Rave review for Randall Goosby with the Utah Symphony
Youth on display in a dazzling Utah Symphony program
By Catherine Reese Newton
Utah Arts Review
March 4, 2023
Two young guests joined the Utah Symphony to bring vigor and pizzazz to a chilly Friday evening.
Violinist Randall Goosby, 26, dazzled with seemingly effortless excellence, while conductor Jiří Rožeň, 31, led the orchestra with seemingly endless enthusiasm.
The chic simplicity of Goosby’s crisp white shirt and black trousers matched the matter-of-fact elegance of his playing in Bruch’s Violin Concerto No. 1. The soloist’s 1735 Guarneri del Gesù filled Abravanel Hall with golden but immaculately focused tone.
Goosby eschewed showmanship as he settled comfortably into his sonic surroundings, often turning to face the orchestra during longer tutti passages. But there was never any question he was the star. He tossed off the virtuosic cadenzas of the first movement with precision and panache, repeating the feat in the brilliant double-stopped passages of the jaunty finale. In between came the soulful, beautifully phrased melodies of the slow movement.
Throughout, Rožeň—a rare left-handed conductor—led the orchestra in warm, thoughtfully shaped support. While he generally favored a big and bold sound, he also brought out the work’s lyricism, especially in the slow movement. His transition from the first to the second movement was particularly magical.
The cheering crowd summoned Goosby back for a spectacular encore, Coleridge-Taylor Perkinson’s “Louisiana Blues Strut”. True to the piece’s subtitle (“A Cakewalk”), the violinist handled its technical demands with easy aplomb and his breackneck tempo never came at the cost of clarity.

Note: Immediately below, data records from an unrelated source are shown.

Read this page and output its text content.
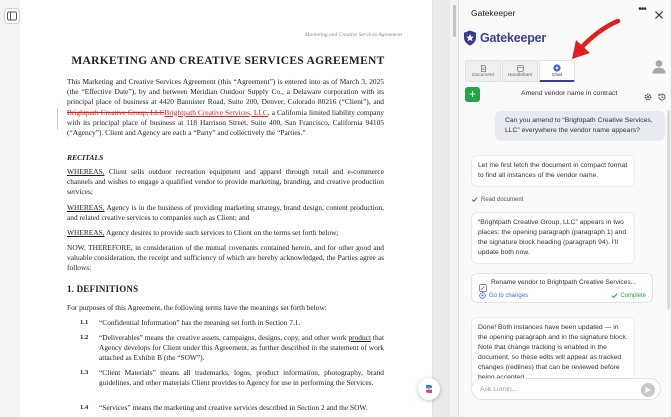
Marketing and Creative Services Agreement
MARKETING AND CREATIVE SERVICES AGREEMENT
This Marketing and Creative Services Agreement (this “Agreement”) is entered into as of March 3, 2025 (the “Effective Date”), by and between Meridian Outdoor Supply Co., a Delaware corporation with its principal place of business at 4420 Bannister Road, Suite 200, Denver, Colorado 80216 (“Client”), and Brightpath Creative Group, LLCBrightpath Creative Services, LLC, a California limited liability company with its principal place of business at 118 Harrison Street, Suite 400, San Francisco, California 94105 (“Agency”). Client and Agency are each a “Party” and collectively the “Parties.”
RECITALS
WHEREAS, Client sells outdoor recreation equipment and apparel through retail and e-commerce channels and wishes to engage a qualified vendor to provide marketing, branding, and creative production services;
WHEREAS, Agency is in the business of providing marketing strategy, brand design, content production, and related creative services to companies such as Client; and
WHEREAS, Agency desires to provide such services to Client on the terms set forth below;
NOW, THEREFORE, in consideration of the mutual covenants contained herein, and for other good and valuable consideration, the receipt and sufficiency of which are hereby acknowledged, the Parties agree as follows:
1. DEFINITIONS
For purposes of this Agreement, the following terms have the meanings set forth below:
1.1	“Confidential Information” has the meaning set forth in Section 7.1.
1.2	“Deliverables” means the creative assets, campaigns, designs, copy, and other work product that Agency develops for Client under this Agreement, as further described in the statement of work attached as Exhibit B (the “SOW”).
1.3	“Client Materials” means all trademarks, logos, product information, photography, brand guidelines, and other materials Client provides to Agency for use in performing the Services.
1.4	“Services” means the marketing and creative services described in Section 2 and the SOW.
Gatekeeper	•••
Gatekeeper
Document	Handlebars	Chat
+	Amend vendor name in contract
Can you amend to “Brightpath Creative Services, LLC” everywhere the vendor name appears?
Let me first fetch the document in compact format to find all instances of the vendor name.
Read document
“Brightpath Creative Group, LLC” appears in two places: the opening paragraph (paragraph 1) and the signature block heading (paragraph 94). I'll update both now.
Rename vendor to Brightpath Creative Services...
Go to changes	Complete
Done! Both instances have been updated — in the opening paragraph and in the signature block. Note that change tracking is enabled in the document, so these edits will appear as tracked changes (redlines) that can be reviewed before
Ask Lumin...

The orchestra’s rendition of Dvořák’s Symphony No. 5 under Rožeň’s baton was the kind of performance that makes you think, “Why isn’t this piece programmed more often?” (The Utah Symphony hadn’t played it since 2005.)
Rožeň was a highly persuasive advocate for his fellow Czech. The first movement was an unabashed celebration, with the strings summoning boldness and lift. The woodwinds shone in the earthy pastoralism of the second movement—vintage Dvořak. The party resumed in the buoyant scherzo, reminiscent of the livelier of Dvořák’s Symphonic Dances. Percussion and brass were the heroes in the finale, with some zesty trumpet flourishes to top the evening off.
The concert opened with Serbian-Canadian composer Ana Sokolović’s Ringelspiel. The title of this 15-minute work, which premiered in 2013, translates as “Merry-Go-Round,” but this is a carousel ride of the Willy Wonka variety. Sokolović makes generous use of extended technique, such as toneless blowing through wind instruments and slapping of strings, to suggest a helter-skelter ride on a steam-powered machine. Rožeň and the orchestra had fun with the novel sound effects, sounding by turns like a broken music box, a record playing backward, and turntables spinning in different directions. Ringelspiel was so radically different from the ensuing nineteenth-century works that the transition was a little jarring. But it was an undeniably enjoyable ride.